The classic whiteboard problem.

I chose the “busy software engineer” approach: I know an algorithm that will work and is trivial to implement. Implement that.

To remind everyone what inverting a tree is: if criterion for insertion is left branch < right, then then output tree should have left branch > right. The dead simple algorithm is top-down: save the left, assign the right to the left, assign the saved to the right, recurse.

It’s clear, it’s simple, and fast to code. I literally had a working solution in 2 runs (forgot the null root case on the first run).

/**
 * Definition for a binary tree node.
 * type TreeNode struct {
 *     Val int
 *     Left *TreeNode
 *     Right *TreeNode
 * }
 */
func invertTree(root *TreeNode) *TreeNode {
    if root == nil {
        return nil
    }
    
    invertTree(root.Left)
    invertTree(root.Right)

    t := root.Left
    root.Left = root.Right
    root.Right = t
    
    return root
}

About as simple as you can possibly get.
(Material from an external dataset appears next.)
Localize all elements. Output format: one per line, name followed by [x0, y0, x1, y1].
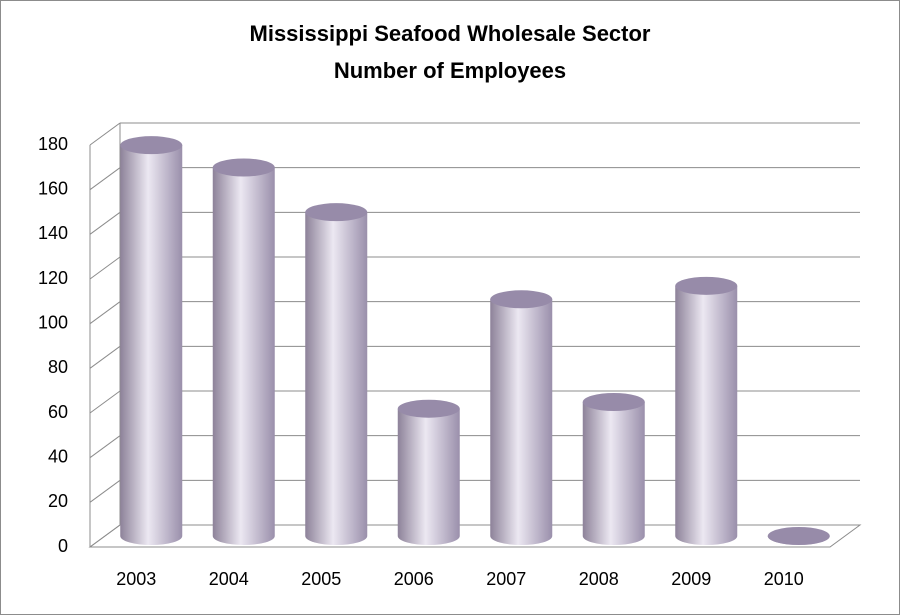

Scorewise, it’s fast: top 77%. Memorywise, it’s pretty poor: bottom 8%.

I’m betting a pointer crawl would use less memory but wouldn’t necessarily be that much faster. Let’s see.

First note, still writing append as if this were Scala. Sigh.

This try ends up in an infinite loop; I’m mismanaging the stack somehow. (See why letting Go do it is better?) I’m declaring this good enough and moving on. I expect I could write a version where I manage the stack myself, but this is why we invented higher-level languages.

Unless our trees are always incredibly deep, this is the right way to do this. Even skipping the recursion for nil subtrees doesn’t really make it faster.

On the other hand, I solved the initial recursive version in about 5 minutes, so I’m getting my feet back under me.